In her words, wheelchair basketball “changed my world.”
The 3.5 classified player is a proud native of Melbourne, Victoria and has always played for a Victorian team in the Women’s National League, starting off with Knox Raiders, then the Dandenong Rangers, and currently the Kilsyth Cobras.
Leanne is a veteran of the Australian team as she has been involved with the programme for 10 years. She made her international debut in 2009 at the Osaka Cup in Japan and has represented the Australian women’s team at every major tournament since then.
The 37-year-old talked about how the team has been preparing for the upcoming Championships saying: “We’re changing our outlook as we want to run different and new line-ups. People have worked on their overall individual game and we have bonded more as a team as half the squad is still relatively new to the programme.”
Due to the size of Australia, the logistics of getting the whole squad together can be difficult, however, Leanne explained, “The team has been training as a whole more frequently over the last few months, it’s been our focus to come together as a team to scrimmage and get essential game time.”
“It is beneficial for the team as it gives us as much game experience as possible in the lead up to the championships.”
Del Toso and her fellow teammates were heartbroken after not qualifying for the Rio 2016 Paralympic Games, however, that is what has been motivating them going into the Championships.
She said, “Our hope is to come home from Beijing as Asia Oceania Champions.
“The team is heading into the competition with a lot of confidence and we hope the team will dominate the competition and leave the tournament with the same confidence, looking forward to the World Championships.”
She continued by saying “It means everything for Australia to compete in the Asia Oceania Championships, to be the best in our zone is something that we are all very proud of.

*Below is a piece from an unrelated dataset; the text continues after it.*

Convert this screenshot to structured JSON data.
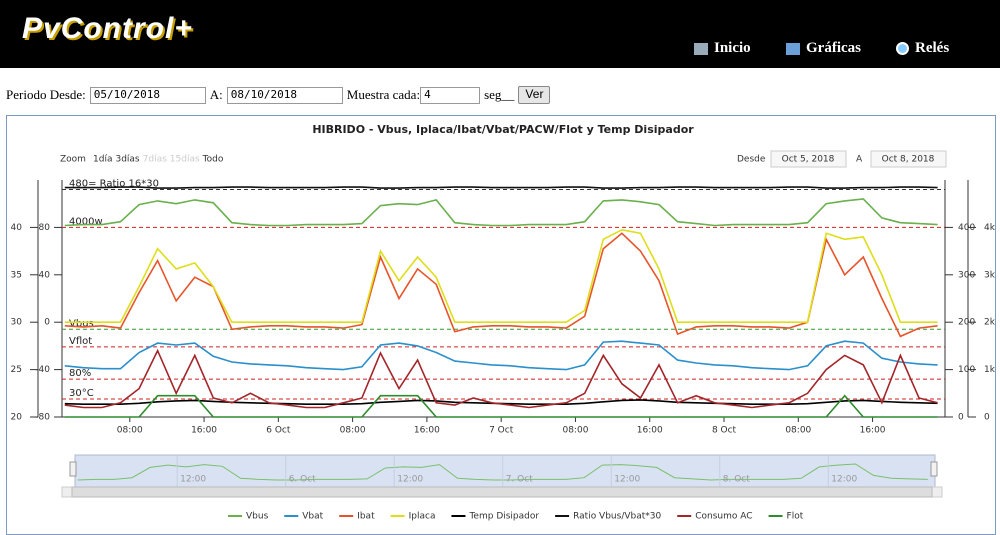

We have always been competitive, strong and successful meaning we have made a name for ourselves. However, we don’t take this for granted as we always want to build on our successes.”
In the Australian team, there is a mix of experience and youth, Del Toso revealed that Annabelle Lindsay, Amber Merritt, Cobi Crispin and Georgia Munro-Cook will be the ones to watch for in the future of the women’s national team.
Listing her greatest achievement in wheelchair basketball as being fortunate enough to be part of the Australian team that won a silver medal at London 2012, Leanne explained how much playing for her country means to her, “I don’t take my position for granted. Every time I put on the green and gold vest for Australia I always appreciate the time I spend representing my country.”